After more than 3,000 cheeses were judged, the cheese from the west coast of Norway was the cream of the crop. While Tingvollost produce several different types of cheese, their mouldy, crumbly, bleu was judged as the best.
Tingvollost is a family-run affair. They even use their own cows to produce milk for their products. 2018 will see the World Cheese Awards come to Norway. So see you in Bergen in this November.
This is another cheese often found in a Norwegian kitchen. Sometimes called “cumin cheese” because of the added spices.
Eaten much the same as Hvitost (though less so in cooking), this cheese ads a little extra kick to sandwiches and crackers. Key Cheese is definitely recommended with some smokier flavoured meat.
Add a little spice to your morning bread with some Nøkkelost!
Not for the faint of heart, this is one of the smellier cheeses on offer in Norway.
Very much a traditional cheese, Gamalost has its roots going back to the time of Vikings. Back then it was thought to enhance sexual prowess and has quite a funny nickname: Viking Viagra. Because of its long history and tradition the cheese is now protected by Norwegian law to try and preserve the country’s food culture.
Gamalost is a sharp, slightly bitter hard cheese and is typically delivered via brad or crackers. Often a preserve, fruit, or berries are topped on to counteract the slightly bitter flavour and grainy texture.

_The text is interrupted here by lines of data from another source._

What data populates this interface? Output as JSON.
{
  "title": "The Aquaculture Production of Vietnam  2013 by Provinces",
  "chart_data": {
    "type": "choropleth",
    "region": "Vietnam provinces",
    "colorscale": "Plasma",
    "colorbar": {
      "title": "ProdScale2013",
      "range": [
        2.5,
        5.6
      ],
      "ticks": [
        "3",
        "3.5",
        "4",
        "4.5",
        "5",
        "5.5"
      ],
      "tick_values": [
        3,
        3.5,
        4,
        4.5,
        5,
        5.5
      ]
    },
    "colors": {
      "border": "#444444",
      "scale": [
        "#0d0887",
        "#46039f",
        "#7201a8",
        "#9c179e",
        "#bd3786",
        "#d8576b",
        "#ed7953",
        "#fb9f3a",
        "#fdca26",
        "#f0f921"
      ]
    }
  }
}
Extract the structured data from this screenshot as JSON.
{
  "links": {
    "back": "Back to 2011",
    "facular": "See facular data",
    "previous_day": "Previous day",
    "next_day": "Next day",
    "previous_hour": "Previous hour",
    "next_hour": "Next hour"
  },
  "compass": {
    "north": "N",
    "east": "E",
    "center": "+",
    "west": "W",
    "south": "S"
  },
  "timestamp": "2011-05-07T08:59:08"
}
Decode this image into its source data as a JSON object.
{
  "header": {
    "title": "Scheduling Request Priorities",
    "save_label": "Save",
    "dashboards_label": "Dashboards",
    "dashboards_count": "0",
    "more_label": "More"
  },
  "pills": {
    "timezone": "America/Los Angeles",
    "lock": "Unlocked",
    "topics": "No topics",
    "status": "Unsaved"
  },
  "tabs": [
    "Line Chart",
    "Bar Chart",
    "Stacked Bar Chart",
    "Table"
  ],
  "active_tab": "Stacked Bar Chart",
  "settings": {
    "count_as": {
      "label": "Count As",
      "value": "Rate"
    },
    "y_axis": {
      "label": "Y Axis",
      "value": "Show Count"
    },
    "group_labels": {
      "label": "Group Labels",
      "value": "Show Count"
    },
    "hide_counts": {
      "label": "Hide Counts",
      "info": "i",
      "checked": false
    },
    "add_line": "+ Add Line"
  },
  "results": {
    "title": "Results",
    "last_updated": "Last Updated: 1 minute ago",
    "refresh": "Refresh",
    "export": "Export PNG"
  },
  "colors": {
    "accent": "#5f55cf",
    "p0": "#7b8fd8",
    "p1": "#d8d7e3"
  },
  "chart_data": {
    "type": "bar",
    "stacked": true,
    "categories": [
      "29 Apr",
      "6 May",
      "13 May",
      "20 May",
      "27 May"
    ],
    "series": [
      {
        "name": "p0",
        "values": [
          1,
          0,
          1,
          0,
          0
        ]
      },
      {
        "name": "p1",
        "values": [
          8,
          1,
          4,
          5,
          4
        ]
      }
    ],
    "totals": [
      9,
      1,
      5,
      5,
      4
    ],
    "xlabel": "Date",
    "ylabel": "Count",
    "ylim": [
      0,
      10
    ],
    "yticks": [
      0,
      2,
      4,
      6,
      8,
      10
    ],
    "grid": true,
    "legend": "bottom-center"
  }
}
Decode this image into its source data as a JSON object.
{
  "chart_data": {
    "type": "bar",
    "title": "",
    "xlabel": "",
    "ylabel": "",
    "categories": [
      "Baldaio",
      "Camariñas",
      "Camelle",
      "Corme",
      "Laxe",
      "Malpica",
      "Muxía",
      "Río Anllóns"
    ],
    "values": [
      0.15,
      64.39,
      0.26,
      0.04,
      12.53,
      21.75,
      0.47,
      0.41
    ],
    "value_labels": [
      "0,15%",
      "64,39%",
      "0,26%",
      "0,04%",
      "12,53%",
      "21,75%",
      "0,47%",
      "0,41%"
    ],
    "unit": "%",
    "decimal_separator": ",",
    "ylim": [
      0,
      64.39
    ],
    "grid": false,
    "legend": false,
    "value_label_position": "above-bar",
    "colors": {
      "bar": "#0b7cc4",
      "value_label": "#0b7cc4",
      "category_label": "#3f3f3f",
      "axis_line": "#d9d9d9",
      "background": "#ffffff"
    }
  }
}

Another cheese with a long history in Norway is Pultost – a loose, crumbly, sour milk cheese flavoured with caraway.
The translation for this cheese is difficult. Many believe the name came from the Danish word for lump: pult. Others cry out that is has Latin roots from the word pulta, meaning porridge.
Pultost has a few different recommended ways to try it. Rye or wheat bread are a go-to, but also baked potatoes with sour cream and some Norwegian flatbread on the side. It can also be found alongside cured meats, and even occasionally dipped in aquavit!
What's your favourite Norwegian cheese?